Plant Materials The plants and their parts to be used for this study were selected based on their traditional uses. The fresh plant parts were collected from different areas of Bangladesh. Then the plant parts were kept under a shed till dried. The plant was identified by experts in Bangladesh National Herbarium, Mirpur, Dhaka, Bangladesh.
Preparation of Ethanolic Extract The different plant parts of three medicinal plants were freed from any of the foreign materials. Then the plant materials were chopped and air-dried under shed temperature followed by drying in an electric oven at 40º C. The dried plant materials were then ground into powder. About 100g of powdered material was taken in a clean, flat-bottomed glass container and soaked in 400 ml of 96% ethanol. The container with its contents was sealed and kept for a period of 4 days accompanying occasional shaking and stirring. The ethanolic extract was filtered by Buchner funnel and the filtrate was concentrated with rotary evaporator at bath temperature not exceeding 40? to have gummy concentrate of deep greenish-black extract (yield: D. blancoi 5.92%; A. nilotica 12.01%; Hibiscuss sabdariffa seed 4.68% and Hibiscuss sabdariffa calyxes 6.35%).

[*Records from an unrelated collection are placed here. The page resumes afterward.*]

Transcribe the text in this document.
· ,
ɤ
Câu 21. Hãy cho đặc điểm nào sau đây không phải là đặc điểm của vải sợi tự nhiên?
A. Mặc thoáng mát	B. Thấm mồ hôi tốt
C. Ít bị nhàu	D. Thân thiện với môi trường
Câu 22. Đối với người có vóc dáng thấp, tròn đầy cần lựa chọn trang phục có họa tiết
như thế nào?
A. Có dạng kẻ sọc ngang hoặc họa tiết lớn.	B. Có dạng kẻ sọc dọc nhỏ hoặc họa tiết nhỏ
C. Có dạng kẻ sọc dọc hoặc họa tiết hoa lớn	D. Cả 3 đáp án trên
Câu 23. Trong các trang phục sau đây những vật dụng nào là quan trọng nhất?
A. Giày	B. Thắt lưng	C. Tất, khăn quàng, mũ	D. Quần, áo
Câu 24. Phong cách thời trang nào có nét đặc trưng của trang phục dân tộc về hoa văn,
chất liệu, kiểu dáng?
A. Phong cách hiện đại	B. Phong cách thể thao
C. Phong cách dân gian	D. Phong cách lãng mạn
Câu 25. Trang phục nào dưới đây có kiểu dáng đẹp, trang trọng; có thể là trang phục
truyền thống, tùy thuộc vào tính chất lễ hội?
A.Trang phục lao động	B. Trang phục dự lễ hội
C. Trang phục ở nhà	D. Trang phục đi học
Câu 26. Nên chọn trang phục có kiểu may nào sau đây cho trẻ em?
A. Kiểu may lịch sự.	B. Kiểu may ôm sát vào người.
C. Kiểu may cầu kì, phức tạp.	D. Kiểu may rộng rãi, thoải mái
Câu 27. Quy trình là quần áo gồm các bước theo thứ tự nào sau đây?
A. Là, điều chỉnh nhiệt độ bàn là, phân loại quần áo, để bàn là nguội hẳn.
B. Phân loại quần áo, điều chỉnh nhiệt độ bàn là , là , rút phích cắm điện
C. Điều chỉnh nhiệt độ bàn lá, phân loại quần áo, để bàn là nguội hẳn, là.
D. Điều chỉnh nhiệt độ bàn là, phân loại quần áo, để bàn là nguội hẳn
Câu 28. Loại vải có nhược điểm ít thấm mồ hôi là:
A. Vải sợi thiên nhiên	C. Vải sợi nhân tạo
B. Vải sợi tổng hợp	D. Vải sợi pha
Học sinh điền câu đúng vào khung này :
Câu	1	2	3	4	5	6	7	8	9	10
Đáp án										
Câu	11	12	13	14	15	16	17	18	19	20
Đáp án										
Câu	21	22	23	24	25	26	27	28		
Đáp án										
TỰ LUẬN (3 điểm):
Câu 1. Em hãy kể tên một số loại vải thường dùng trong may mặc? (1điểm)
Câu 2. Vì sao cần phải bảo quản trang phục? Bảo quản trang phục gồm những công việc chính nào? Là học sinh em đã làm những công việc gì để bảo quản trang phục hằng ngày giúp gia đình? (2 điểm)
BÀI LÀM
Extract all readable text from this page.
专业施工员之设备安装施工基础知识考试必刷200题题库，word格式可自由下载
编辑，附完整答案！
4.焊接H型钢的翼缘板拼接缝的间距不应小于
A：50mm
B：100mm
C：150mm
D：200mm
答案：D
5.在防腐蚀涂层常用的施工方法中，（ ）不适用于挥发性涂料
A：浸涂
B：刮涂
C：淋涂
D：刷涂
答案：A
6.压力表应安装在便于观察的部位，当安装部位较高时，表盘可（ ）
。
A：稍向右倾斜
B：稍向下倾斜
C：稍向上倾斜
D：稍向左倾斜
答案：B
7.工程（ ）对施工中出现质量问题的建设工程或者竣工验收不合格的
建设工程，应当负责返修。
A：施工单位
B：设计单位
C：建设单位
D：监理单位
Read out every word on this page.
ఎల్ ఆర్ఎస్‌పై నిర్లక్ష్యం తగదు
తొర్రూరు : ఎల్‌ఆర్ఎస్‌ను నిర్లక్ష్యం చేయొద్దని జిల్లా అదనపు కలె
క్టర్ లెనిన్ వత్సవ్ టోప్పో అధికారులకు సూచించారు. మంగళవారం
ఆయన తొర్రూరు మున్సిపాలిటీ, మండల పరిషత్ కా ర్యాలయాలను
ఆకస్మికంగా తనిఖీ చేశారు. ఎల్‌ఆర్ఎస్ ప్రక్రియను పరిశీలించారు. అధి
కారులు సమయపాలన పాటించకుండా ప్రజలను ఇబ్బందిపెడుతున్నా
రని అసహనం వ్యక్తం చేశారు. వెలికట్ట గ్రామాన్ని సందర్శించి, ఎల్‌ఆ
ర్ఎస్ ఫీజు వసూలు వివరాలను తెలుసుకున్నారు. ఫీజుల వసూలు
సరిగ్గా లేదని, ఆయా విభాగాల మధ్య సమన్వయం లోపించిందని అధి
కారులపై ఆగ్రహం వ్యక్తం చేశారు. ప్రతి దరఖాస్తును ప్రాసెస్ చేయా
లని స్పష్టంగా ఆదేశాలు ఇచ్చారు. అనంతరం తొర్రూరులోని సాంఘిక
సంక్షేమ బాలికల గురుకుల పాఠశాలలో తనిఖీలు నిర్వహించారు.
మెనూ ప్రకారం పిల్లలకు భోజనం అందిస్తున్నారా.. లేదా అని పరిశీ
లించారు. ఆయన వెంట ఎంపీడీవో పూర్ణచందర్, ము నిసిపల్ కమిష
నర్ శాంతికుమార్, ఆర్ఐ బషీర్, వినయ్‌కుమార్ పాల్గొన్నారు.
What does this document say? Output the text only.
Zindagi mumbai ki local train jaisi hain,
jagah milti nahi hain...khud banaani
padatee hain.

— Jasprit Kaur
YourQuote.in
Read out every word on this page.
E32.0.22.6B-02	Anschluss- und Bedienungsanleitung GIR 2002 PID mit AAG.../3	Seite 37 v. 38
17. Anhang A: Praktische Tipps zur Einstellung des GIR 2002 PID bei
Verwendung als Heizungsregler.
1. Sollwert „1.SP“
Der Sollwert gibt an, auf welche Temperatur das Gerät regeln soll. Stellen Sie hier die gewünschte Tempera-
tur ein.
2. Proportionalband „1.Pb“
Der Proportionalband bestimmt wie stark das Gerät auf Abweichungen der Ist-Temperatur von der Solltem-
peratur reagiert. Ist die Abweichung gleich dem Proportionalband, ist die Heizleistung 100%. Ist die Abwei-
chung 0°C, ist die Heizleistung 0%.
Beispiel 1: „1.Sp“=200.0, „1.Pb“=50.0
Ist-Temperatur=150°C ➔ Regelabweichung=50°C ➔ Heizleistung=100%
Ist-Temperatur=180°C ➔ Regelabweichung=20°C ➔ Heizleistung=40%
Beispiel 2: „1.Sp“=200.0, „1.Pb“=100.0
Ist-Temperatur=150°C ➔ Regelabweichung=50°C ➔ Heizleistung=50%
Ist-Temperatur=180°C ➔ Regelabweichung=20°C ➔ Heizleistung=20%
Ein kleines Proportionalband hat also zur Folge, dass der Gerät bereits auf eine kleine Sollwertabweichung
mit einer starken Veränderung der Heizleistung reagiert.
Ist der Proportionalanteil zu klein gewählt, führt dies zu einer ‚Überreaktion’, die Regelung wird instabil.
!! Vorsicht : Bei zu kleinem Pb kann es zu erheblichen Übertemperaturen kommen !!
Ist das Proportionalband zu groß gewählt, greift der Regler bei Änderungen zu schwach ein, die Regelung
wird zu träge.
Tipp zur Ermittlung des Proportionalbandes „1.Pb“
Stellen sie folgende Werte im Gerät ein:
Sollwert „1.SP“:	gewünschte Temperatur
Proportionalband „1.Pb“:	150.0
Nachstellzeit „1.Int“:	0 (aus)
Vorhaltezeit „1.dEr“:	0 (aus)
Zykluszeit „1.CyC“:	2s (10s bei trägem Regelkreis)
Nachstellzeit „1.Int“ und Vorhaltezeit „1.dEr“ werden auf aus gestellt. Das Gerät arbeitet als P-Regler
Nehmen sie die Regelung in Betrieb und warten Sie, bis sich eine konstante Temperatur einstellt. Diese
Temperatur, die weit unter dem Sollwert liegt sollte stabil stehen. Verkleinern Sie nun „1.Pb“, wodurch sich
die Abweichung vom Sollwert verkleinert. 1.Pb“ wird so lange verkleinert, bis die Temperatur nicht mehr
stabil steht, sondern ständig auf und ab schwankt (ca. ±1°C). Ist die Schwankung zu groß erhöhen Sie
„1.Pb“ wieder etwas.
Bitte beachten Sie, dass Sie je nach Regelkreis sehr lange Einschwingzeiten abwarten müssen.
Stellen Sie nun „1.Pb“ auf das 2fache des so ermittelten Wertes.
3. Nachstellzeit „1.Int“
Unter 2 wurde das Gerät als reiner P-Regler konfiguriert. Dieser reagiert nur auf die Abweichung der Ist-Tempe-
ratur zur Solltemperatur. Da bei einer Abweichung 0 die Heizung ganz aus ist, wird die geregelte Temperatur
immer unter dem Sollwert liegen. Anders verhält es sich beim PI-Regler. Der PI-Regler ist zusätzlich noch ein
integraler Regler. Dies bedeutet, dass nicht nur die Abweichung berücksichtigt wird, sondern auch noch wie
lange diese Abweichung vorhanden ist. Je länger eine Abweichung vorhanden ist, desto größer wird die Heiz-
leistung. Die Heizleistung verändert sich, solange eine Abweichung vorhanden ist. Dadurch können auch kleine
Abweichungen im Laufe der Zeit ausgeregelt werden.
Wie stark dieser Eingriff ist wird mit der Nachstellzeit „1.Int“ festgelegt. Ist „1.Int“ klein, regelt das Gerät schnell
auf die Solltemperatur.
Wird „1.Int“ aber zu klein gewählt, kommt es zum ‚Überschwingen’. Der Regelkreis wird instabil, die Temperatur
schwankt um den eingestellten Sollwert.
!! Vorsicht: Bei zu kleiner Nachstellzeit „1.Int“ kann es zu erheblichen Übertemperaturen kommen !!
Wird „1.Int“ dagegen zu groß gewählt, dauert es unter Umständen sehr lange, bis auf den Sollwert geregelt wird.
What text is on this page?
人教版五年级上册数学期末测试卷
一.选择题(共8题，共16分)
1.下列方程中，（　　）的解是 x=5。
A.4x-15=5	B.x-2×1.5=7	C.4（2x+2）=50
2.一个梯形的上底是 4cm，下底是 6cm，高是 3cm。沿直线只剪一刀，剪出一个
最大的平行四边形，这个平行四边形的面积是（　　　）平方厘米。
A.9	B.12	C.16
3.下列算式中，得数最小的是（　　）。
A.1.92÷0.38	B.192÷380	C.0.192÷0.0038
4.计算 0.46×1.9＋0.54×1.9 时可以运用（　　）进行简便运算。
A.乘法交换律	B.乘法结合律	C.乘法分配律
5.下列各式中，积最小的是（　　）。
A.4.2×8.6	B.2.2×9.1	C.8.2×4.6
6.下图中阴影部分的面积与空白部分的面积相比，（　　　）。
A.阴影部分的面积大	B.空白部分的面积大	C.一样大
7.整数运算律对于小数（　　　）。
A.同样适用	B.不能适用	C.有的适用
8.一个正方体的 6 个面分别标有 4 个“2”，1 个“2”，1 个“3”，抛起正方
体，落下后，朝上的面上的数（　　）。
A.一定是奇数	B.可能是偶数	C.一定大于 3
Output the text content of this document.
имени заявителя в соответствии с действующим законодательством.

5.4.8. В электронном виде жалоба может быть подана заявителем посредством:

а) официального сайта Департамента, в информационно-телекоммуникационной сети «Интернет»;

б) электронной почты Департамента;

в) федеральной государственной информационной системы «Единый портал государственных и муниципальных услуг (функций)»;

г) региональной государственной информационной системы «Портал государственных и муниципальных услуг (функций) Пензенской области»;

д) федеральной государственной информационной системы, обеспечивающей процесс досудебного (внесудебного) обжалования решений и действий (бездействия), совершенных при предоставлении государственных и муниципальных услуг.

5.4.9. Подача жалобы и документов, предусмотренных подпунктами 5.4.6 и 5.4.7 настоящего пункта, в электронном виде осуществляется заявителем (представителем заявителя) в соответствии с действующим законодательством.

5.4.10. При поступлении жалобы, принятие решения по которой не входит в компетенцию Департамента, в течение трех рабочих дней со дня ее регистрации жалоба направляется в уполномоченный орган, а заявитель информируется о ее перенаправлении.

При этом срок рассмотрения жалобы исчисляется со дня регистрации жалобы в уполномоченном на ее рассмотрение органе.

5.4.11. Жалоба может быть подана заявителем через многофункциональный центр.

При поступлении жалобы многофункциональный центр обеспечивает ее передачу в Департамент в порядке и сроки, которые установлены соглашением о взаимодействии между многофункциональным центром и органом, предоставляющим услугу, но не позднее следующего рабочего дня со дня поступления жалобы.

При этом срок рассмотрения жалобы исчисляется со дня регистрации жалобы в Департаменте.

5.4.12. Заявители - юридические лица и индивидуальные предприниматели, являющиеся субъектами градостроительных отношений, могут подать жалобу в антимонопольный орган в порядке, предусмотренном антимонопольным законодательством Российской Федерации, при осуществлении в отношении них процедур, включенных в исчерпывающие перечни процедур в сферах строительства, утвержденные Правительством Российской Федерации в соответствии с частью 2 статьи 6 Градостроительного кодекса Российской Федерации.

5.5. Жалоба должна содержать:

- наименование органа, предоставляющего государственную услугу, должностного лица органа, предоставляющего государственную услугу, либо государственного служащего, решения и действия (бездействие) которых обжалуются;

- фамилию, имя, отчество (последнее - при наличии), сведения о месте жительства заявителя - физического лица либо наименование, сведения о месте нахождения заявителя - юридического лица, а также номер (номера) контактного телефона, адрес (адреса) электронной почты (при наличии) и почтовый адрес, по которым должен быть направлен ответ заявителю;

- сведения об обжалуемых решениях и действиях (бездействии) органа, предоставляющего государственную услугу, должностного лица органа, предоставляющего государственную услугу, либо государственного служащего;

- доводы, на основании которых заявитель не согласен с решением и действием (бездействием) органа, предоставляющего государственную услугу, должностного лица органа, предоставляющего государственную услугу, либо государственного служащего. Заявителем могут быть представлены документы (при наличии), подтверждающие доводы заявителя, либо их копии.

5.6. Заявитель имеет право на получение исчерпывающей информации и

Test for Different Chemical Groups The crude ethanolic extract was tested for its different chemical groups as alkaloids, flavonoids; reducing sugars, saponins, steroids and tannins.14 In each test 10% (w/v) solution of the extract in ethanol was taken.
Test Animals and Drugs Young Swiss-albino mice either sex, 3-4 weeks of age, weighing 20 -25 g, were used for in vivo pharmacological screening. Mice were purchased from the Animal Research Branch of the International Centre for Diarrhoeal Disease and Research, Bangladesh (ICDDR,B). They have housed Pharmacology Laboratories, Pharmacy discipline, Khulna University, Khulna. Animals were maintained under standard environmental conditions (temperature: (24.0±1.0°C), relative humidity: 55-65% and 12hrs light/12 hrs dark cycle) and had free access to feed and water ad libitum. The cages were cleaned once daily. These studies were carried out following approval from the ethical committee comprising pharmacologist and toxicologist expert on the use and care of animals of Pharmacy discipline, Khulna University, Khulna.
The standard drug loperamide was used for antidiarrhoeal activity testing and the drug was purchased from Square Pharmaceuticals Ltd, Bangladesh.
Antidiarrhoeal Activity Antidiarrhoeal activity was tested by using Castor oil induced method in mice15, 16. Twenty Swiss albino mice were randomly divided in to four groups (n=5). Control group received only distilled water 2ml/mice, positive control group received loperamide 3mg/kg body weight as standard and test groups received the extracts at the doses of 250mg and 500mg/kg body weight. Mice were housed in separate cages having paper placed below for collection of fecal matters. Diarrhea was induced in the mice by oral administration of castor oil (1.0ml/mice). Extract and drugs were given orally 1hr before the administration of castor oil. The time for first excretion of feces and the total number of fecal output by the animals were recorded. Normal stool was considered as numerical value 1 and watery stool as numerical value 2. Percent inhibition of defecation in mice was calculated by using the following equation: % inhibition = {(Mo–M)/Mo}x100; where, Mo = Mean defecation of control and M = Mean defecation of test sample
Statistical Analysis Data were presented as mean ± Standard Error Mean (S. E. M). Statistical analysis for animal experiment was carried out using one-way ANOVA followed by Dunnet’s multiple comparisons. The results obtained were compared with the control group. p values < 0.01 were considered to be statistically significant (p indicates probability).